Preferably, according to the method, wherein step 2) comprises:

inputting a random value generated based on noise as the plane coordinate into the generating network G to generate a logging attribute value corresponding to the plane coordinate as the dummy data by the generating network G based on its current parameter and the plane coordinate.

Preferably, according to the method, wherein step 1) comprises: and reducing the dimension of the data of one logging attribute at different depths based on a PCA algorithm.

Preferably, according to the method, wherein step 1) comprises: data for a well log attribute at different depths is down sampled.

Preferably, the method according to, wherein the logging property of step 1) is selected from the group consisting of: CARB, CLLB, VAC, VAF90, VAT10, VAT20, VAT30, VAT60, VAT90, VCA, VCILD, VGR, VKRO, VKRW, VPERM, VPOR, VSH, VSP, VSPC, VSW, VSWIR, VSXO, DEN, SPC, RT, RM, SW, SOR, POR, PORT.

A method of reconstructing well log data based on a model generated by any one of the methods above, comprising:

1) inputting the plane coordinates of the area to be predicted into the obtained generation network G;

2) and generating a logging attribute value corresponding to the plane coordinate of the area to be predicted by the generation network G.

A computer-readable storage medium, in which a computer program is stored which, when executed, is adapted to carry out the method of any of the above.

A system for reconstructing a model of well log data, comprising:

a storage device and a processor;

wherein the storage means is adapted to store a computer program which, when executed by the processor, is adapted to carry out the method of any of the above.

Compared with the prior art, the embodiment of the invention has the advantages that:

the neural network model is trained by adopting the logging attributes instead of seismic data as samples, the condition that proper seismic data cannot be obtained due to the fact that the mining years are early is avoided, the logging attributes are relatively less interfered by noise, and the neural network model trained in the mode is better in prediction effect. In order to train the neural network model by using the logging attribute data, the original logging attribute data with huge data volume is subjected to dimensionality reduction, and a data part which is most beneficial to reconstructing the logging data and can express the nonlinear relation is reserved to be used as a sample of the training model. The method adopts a model for reconstructing logging data by adopting the confrontation network training, and makes the discrimination network D difficult to distinguish whether the logging attribute value generated by the generation network G is really explored data or not through the confrontation game, so that the obtained generation network G can generate a prediction result closest to the real data.

Drawings

Embodiments of the invention are further described below with reference to the accompanying drawings, in which:

FIG. 1 is a log property profile at different depths for a log property in a well log;

FIG. 2 is a countermeasure network model according to one embodiment of the invention;

FIG. 3 is a flow diagram of a method of training a model for reconstructing well log data according to one embodiment of the present invention;

FIG. 4a is the result of predicting GR well logging attributes using a generative network model obtained through the training method of the present invention;

FIG. 4b is a graph of the values of the actual detected logging attributes corresponding to FIG. 4 a.

Detailed Description

The logging data in the invention mainly include various physical parameters recorded aiming at the resource reservoir, such as natural potential, resistivity, acoustic velocity, rock volume density and the like, and geological information such as lithology, shale content, water saturation, permeability and the like obtained by processing the directly acquired data. The data can be called logging attributes, and the curve reflecting the change rule of the logging attributes in depth is also called logging attribute curve.

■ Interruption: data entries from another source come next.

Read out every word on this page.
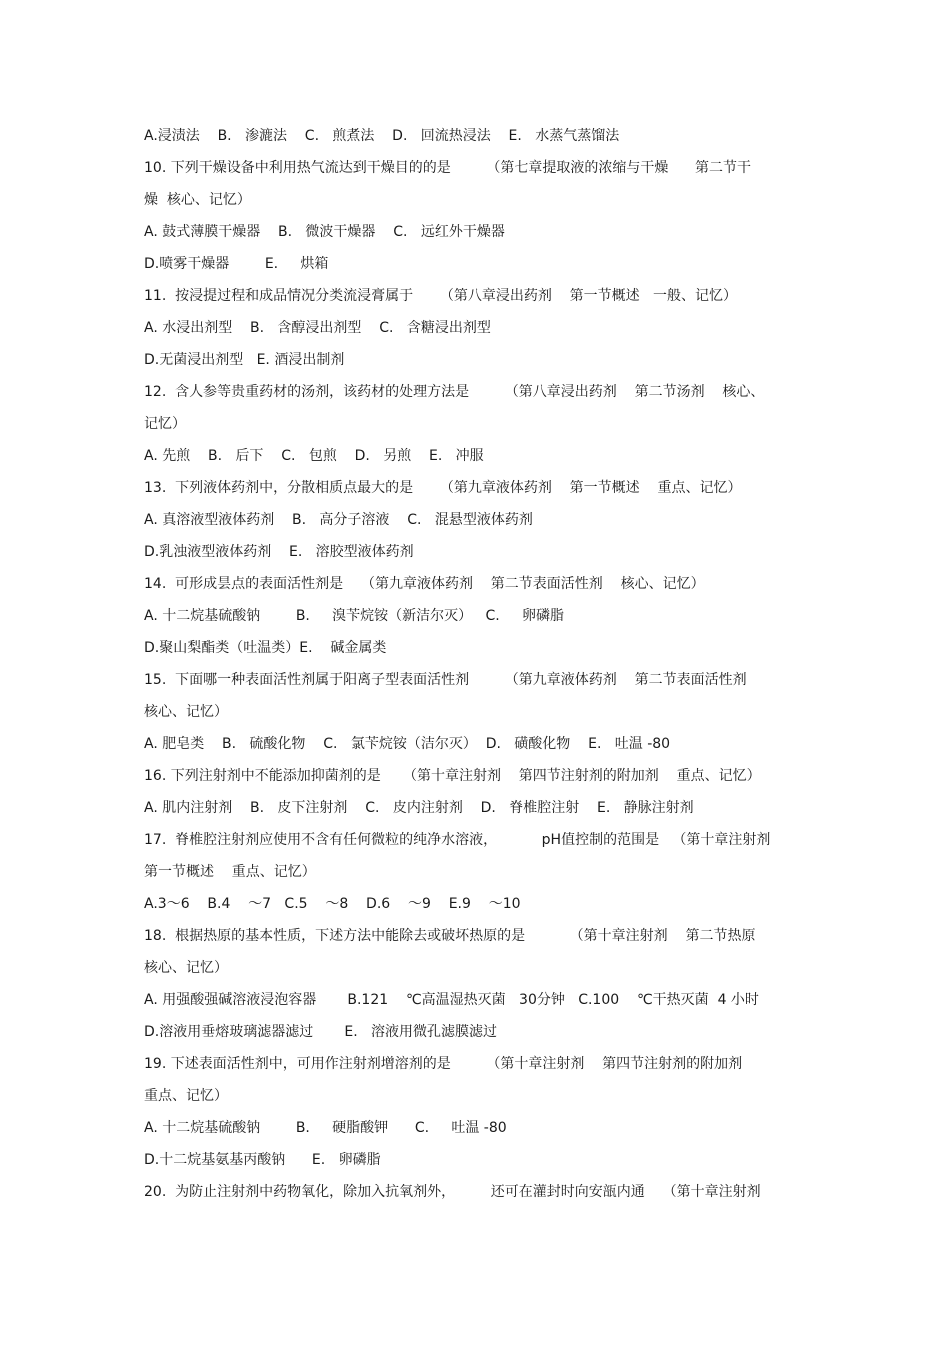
A.浸渍法    B.   渗漉法    C.   煎煮法    D.   回流热浸法    E.   水蒸气蒸馏法
10. 下列干燥设备中利用热气流达到干燥目的的是        （第七章提取液的浓缩与干燥      第二节干
燥  核心、记忆）
A. 鼓式薄膜干燥器    B.   微波干燥器    C.   远红外干燥器
D.喷雾干燥器        E.     烘箱
11.  按浸提过程和成品情况分类流浸膏属于      （第八章浸出药剂    第一节概述   一般、记忆）
A. 水浸出剂型    B.   含醇浸出剂型    C.   含糖浸出剂型
D.无菌浸出剂型   E. 酒浸出制剂
12.  含人参等贵重药材的汤剂，该药材的处理方法是        （第八章浸出药剂    第二节汤剂    核心、
记忆）
A. 先煎    B.   后下    C.   包煎    D.   另煎    E.   冲服
13.  下列液体药剂中，分散相质点最大的是      （第九章液体药剂    第一节概述    重点、记忆）
A. 真溶液型液体药剂    B.   高分子溶液    C.   混悬型液体药剂
D.乳浊液型液体药剂    E.   溶胶型液体药剂
14.  可形成昙点的表面活性剂是    （第九章液体药剂    第二节表面活性剂    核心、记忆）
A. 十二烷基硫酸钠        B.     溴苄烷铵（新洁尔灭）   C.     卵磷脂
D.聚山梨酯类（吐温类）E.    碱金属类
15.  下面哪一种表面活性剂属于阳离子型表面活性剂        （第九章液体药剂    第二节表面活性剂
核心、记忆）
A. 肥皂类    B.   硫酸化物    C.   氯苄烷铵（洁尔灭）  D.   磺酸化物    E.   吐温 -80
16. 下列注射剂中不能添加抑菌剂的是     （第十章注射剂    第四节注射剂的附加剂    重点、记忆）
A. 肌内注射剂    B.   皮下注射剂    C.   皮内注射剂    D.   脊椎腔注射    E.   静脉注射剂
17.  脊椎腔注射剂应使用不含有任何微粒的纯净水溶液，          pH值控制的范围是   （第十章注射剂
第一节概述    重点、记忆）
A.3～6    B.4    ～7   C.5    ～8    D.6    ～9    E.9    ～10
18.  根据热原的基本性质，下述方法中能除去或破坏热原的是          （第十章注射剂    第二节热原
核心、记忆）
A. 用强酸强碱溶液浸泡容器       B.121    ℃高温湿热灭菌   30分钟   C.100    ℃干热灭菌  4 小时
D.溶液用垂熔玻璃滤器滤过       E.   溶液用微孔滤膜滤过
19. 下述表面活性剂中，可用作注射剂增溶剂的是        （第十章注射剂    第四节注射剂的附加剂
重点、记忆）
A. 十二烷基硫酸钠        B.     硬脂酸钾      C.     吐温 -80
D.十二烷基氨基丙酸钠      E.   卵磷脂
20.  为防止注射剂中药物氧化，除加入抗氧剂外，        还可在灌封时向安瓿内通    （第十章注射剂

Fig. 1 shows a log property curve for a certain log property, and it can be seen that the information obtained by performing multiple detections at different depths accurately reflects the change of the property at the depth level.

Typically, well log attributes for oil exploration comprise over 160 attributes, which should be sampled once every 0.125 meters of depth, based on the national standard specifications, in order to accurately characterize the curve variation of one well log attribute. It can be understood that for each log, the values of the various logging attributes at different depths are acquired, and the data volume is huge. Thus, existing machine learning based log data reconstruction options use seismic data, rather than employing logging attributes.

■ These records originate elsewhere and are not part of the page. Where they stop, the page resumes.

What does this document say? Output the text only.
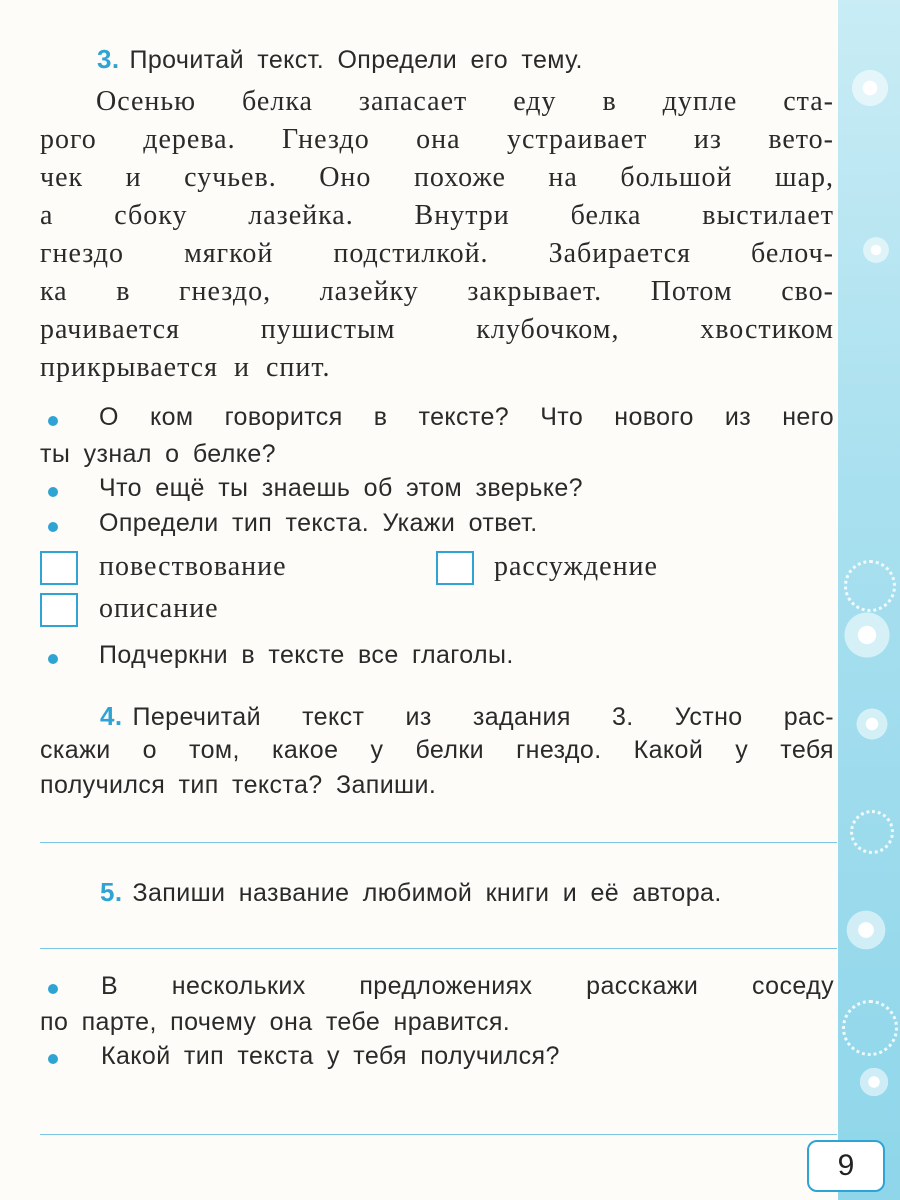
3. Прочитай текст. Определи его тему.
Осенью белка запасает еду в дупле ста-
рого дерева. Гнездо она устраивает из вето-
чек и сучьев. Оно похоже на большой шар,
а сбоку лазейка. Внутри белка выстилает
гнездо мягкой подстилкой. Забирается белоч-
ка в гнездо, лазейку закрывает. Потом сво-
рачивается пушистым клубочком, хвостиком
прикрывается и спит.
О ком говорится в тексте? Что нового из него
ты узнал о белке?
Что ещё ты знаешь об этом зверьке?
Определи тип текста. Укажи ответ.
повествование	рассуждение
описание
Подчеркни в тексте все глаголы.
4. Перечитай текст из задания 3. Устно рас-
скажи о том, какое у белки гнездо. Какой у тебя
получился тип текста? Запиши.
5. Запиши название любимой книги и её автора.
В нескольких предложениях расскажи соседу
по парте, почему она тебе нравится.
Какой тип текста у тебя получился?
9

Based on the background, the inventor proposes to perform dimensionality reduction processing on the logging attributes and train a confrontation network model by using processed real data aiming at the problem that a machine model is difficult to train by directly adopting the logging attributes. The present invention will be described in detail below with reference to the accompanying drawings and specific embodiments.

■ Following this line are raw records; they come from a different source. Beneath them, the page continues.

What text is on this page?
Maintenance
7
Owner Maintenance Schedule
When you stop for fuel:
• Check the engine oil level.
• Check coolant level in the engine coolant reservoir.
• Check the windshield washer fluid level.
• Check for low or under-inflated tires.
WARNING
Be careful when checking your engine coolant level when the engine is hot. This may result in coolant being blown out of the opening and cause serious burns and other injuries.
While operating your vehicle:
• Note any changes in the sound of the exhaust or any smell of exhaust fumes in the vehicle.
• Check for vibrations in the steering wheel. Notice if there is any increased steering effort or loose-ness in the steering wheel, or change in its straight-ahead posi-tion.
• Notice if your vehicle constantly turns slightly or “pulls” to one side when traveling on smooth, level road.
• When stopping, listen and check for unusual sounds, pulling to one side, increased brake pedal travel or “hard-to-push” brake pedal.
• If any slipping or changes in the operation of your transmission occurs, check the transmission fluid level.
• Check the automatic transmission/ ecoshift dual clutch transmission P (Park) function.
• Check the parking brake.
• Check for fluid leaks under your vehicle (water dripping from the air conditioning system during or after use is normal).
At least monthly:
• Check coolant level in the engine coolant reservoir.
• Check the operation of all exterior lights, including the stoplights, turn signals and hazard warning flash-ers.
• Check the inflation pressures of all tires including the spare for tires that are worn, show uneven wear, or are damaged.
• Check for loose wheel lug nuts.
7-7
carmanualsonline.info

According to one embodiment of the invention, the machine model used is a countermeasure network model (GAN), which is an unsupervised deep learning model that includes a discrimination network D and a generation network G. Based on the GAN theory, it is not required that the generation network G and the discrimination network D both use a neural network, and the main principle is to generate data by using the generation network G, and to determine whether the data generated by the generation network G is real data by the discrimination network D, and to obtain a result that can be generated to be very similar to the real data by playing a confrontation game.

Fig. 2 illustrates a countermeasure network model according to one embodiment of the invention. As shown in fig. 2, for the application scenario of predicting the logging attributes, the decision network D employs a two-classifier, which takes the real data acquired for logging and the false data generated by the generation network G based on the high-order noise data as its input, and outputs the prediction label that is determined as "true" when the difference between the real data and the false data is smaller than the set threshold, or outputs the prediction label that is determined as "false".

The following describes how to train a model for reconstructing well log data based on the above-described countermeasure network.

Referring to FIG. 3, in accordance with an embodiment of the present invention, there is provided a method of training a model for reconstructing well log data, comprising:

step 1, screening all logging attributes of logging. Based on existing national standards, 160 log attributes may be collected for a single log. The inventor finds that 30 logging attributes are very beneficial for reconstructing logging data, and the logging curve codes are respectively as follows: CARB, CLLB, VAC, VAF90, VAT10, VAT20, VAT30, VAT60, VAT90, VCA, VCILD, VGR, VKRO, VKRW, VPERM, VPOR, VSH, VSP, VSPC, VSW, VSWIR, VSXO, DEN, SPC, RT, RM, SW, SOR, POR, PORT. Thus, when training the model, the one or more logging attributes may be filtered from the raw well log data for use in training the model.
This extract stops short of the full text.